六当家的失笑:“我本就不是个好人,许是天天都在干坏事。可非要叫我说我干过什么天理难容的事,我还真想不起来。我是觉得我没干……当然了,许是我本就很坏,别人以为的十恶不赦的,在我这里只当平常吧。”
她又喝了一杯酒,“伯爷,我不辩解,也没什么可辩解的!我就是这么一人,一个被人不齿的人。您要审讯的人很多,她们说我有什么罪,我就有什么罪。我这样的,判死罪叫死有余辜;要是侥幸不死,那是老天开恩。怎么都行!”
桐桐便什么都不问了,“吃饭!”
六当家的愣了一下,“吃饭?”
桐桐看她:“你一个人能吃完?”
啊?
桐桐认真的吃饭了,夹了烧豆腐放在米饭上,菜和饭一起往嘴里扒拉。
六当家的看着这位以前光是想想,都叫人觉得高不可攀的女伯爷,真就在这大牢里陪着自己用饭。她吃的很认真,菜和饭,一□□叉着一口,绝不干咽白饭。其实,这也还是个年轻的姑娘,是个还有点讨人喜欢的姑娘。
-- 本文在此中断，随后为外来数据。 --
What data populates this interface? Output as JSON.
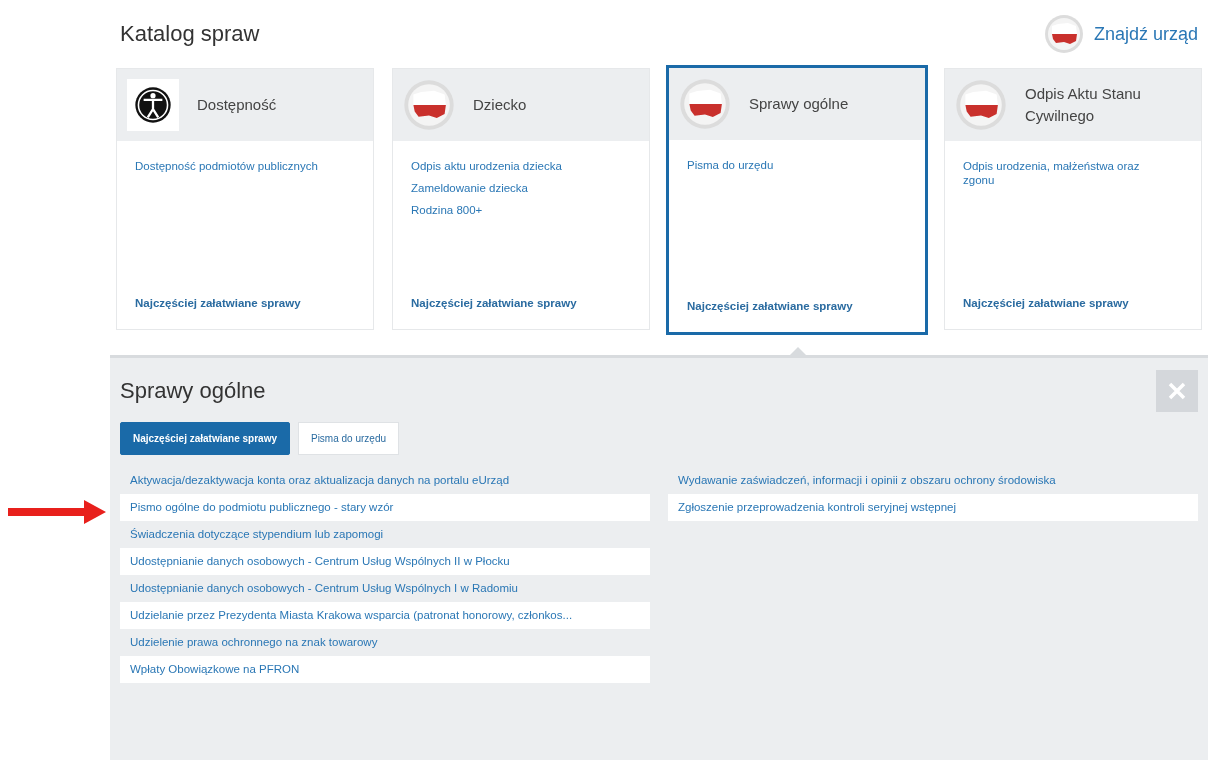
{
  "page_title": "Katalog spraw",
  "find_office": {
    "label": "Znajdź urząd"
  },
  "cards": [
    {
      "title": "Dostępność",
      "kind": "accessibility",
      "selected": false,
      "links": [
        "Dostępność podmiotów publicznych"
      ],
      "footer": "Najczęściej załatwiane sprawy"
    },
    {
      "title": "Dziecko",
      "kind": "flag",
      "selected": false,
      "links": [
        "Odpis aktu urodzenia dziecka",
        "Zameldowanie dziecka",
        "Rodzina 800+"
      ],
      "footer": "Najczęściej załatwiane sprawy"
    },
    {
      "title": "Sprawy ogólne",
      "kind": "flag",
      "selected": true,
      "links": [
        "Pisma do urzędu"
      ],
      "footer": "Najczęściej załatwiane sprawy"
    },
    {
      "title": "Odpis Aktu Stanu Cywilnego",
      "kind": "flag",
      "selected": false,
      "links": [
        "Odpis urodzenia, małżeństwa oraz zgonu"
      ],
      "footer": "Najczęściej załatwiane sprawy"
    }
  ],
  "panel": {
    "title": "Sprawy ogólne",
    "tabs": [
      {
        "label": "Najczęściej załatwiane sprawy",
        "selected": true
      },
      {
        "label": "Pisma do urzędu",
        "selected": false
      }
    ],
    "columns": [
      [
        "Aktywacja/dezaktywacja konta oraz aktualizacja danych na portalu eUrząd",
        "Pismo ogólne do podmiotu publicznego - stary wzór",
        "Świadczenia dotyczące stypendium lub zapomogi",
        "Udostępnianie danych osobowych - Centrum Usług Wspólnych II w Płocku",
        "Udostępnianie danych osobowych - Centrum Usług Wspólnych I w Radomiu",
        "Udzielanie przez Prezydenta Miasta Krakowa wsparcia (patronat honorowy, członkos...",
        "Udzielenie prawa ochronnego na znak towarowy",
        "Wpłaty Obowiązkowe na PFRON"
      ],
      [
        "Wydawanie zaświadczeń, informacji i opinii z obszaru ochrony środowiska",
        "Zgłoszenie przeprowadzenia kontroli seryjnej wstępnej"
      ]
    ]
  }
}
这么想着,她也抓了筷子,吃着喝着,两人将桌上的饭菜吃完了。
桐桐问说:“吃饱了吗?”
“饱了!”
“那就呆着吧!今天是我请的,饭菜比较好!但其他时候,大牢里的饭……粗粮较多,忍着吧。你我相交一场,若是实在馋肉了,告诉牢头一声。我会给你账上放点银子,想吃肉了,偶尔给你加一餐是可以的。”
说完,她起身,摆摆手,“判案不是我的事!你是什么罪,等结果吧!走了。”
六当家在她要出去的时候喊住她:“伯爷,你确实是个有义气的人。你我相交一场,我也不能辜负你的情分。告诉您一件事……”
嗯?
“大当家说的证据,真有!他若是要藏,一定藏在义庄里。”
“义庄?”
“是!”六当家的道:“道上的兄弟若是因着各种原因死了,很难有祖坟葬他们。于是,便建了一个义庄,说是给客死异乡之人修来用的……可其实,那地方修的偏僻,除了内部的人,没有安置过别人。
人人都说大当家的重情,每年都要去几次祭拜一番。可……我猜着,那里一定藏了什么东西,很要紧。那是个常被人忽视的地方,您就算在大当家身边藏了这么久,想来也没听过吧。”
确实没听谁说起过!桐桐朝她点点头:“我知道了!”此算主动交代,对你的判决会有好处的。但是,你不会在意判决,你在意的是,“谢了!这对我很重要。”
牢门关上了,从女牢里出来,桐桐回头又看了看,交代秦敏:“给账上放一百两银子,给她用吧。”
黄千蕊问说:“要格外关照吗?”
“不用!人情归人情,律法归律法,不能混为一谈!留银子,这是合规的;而格外关照,这是不合规的!她是囚犯,那就是囚犯的待遇。不多一分去关照她,也不少一分去鄙薄她。”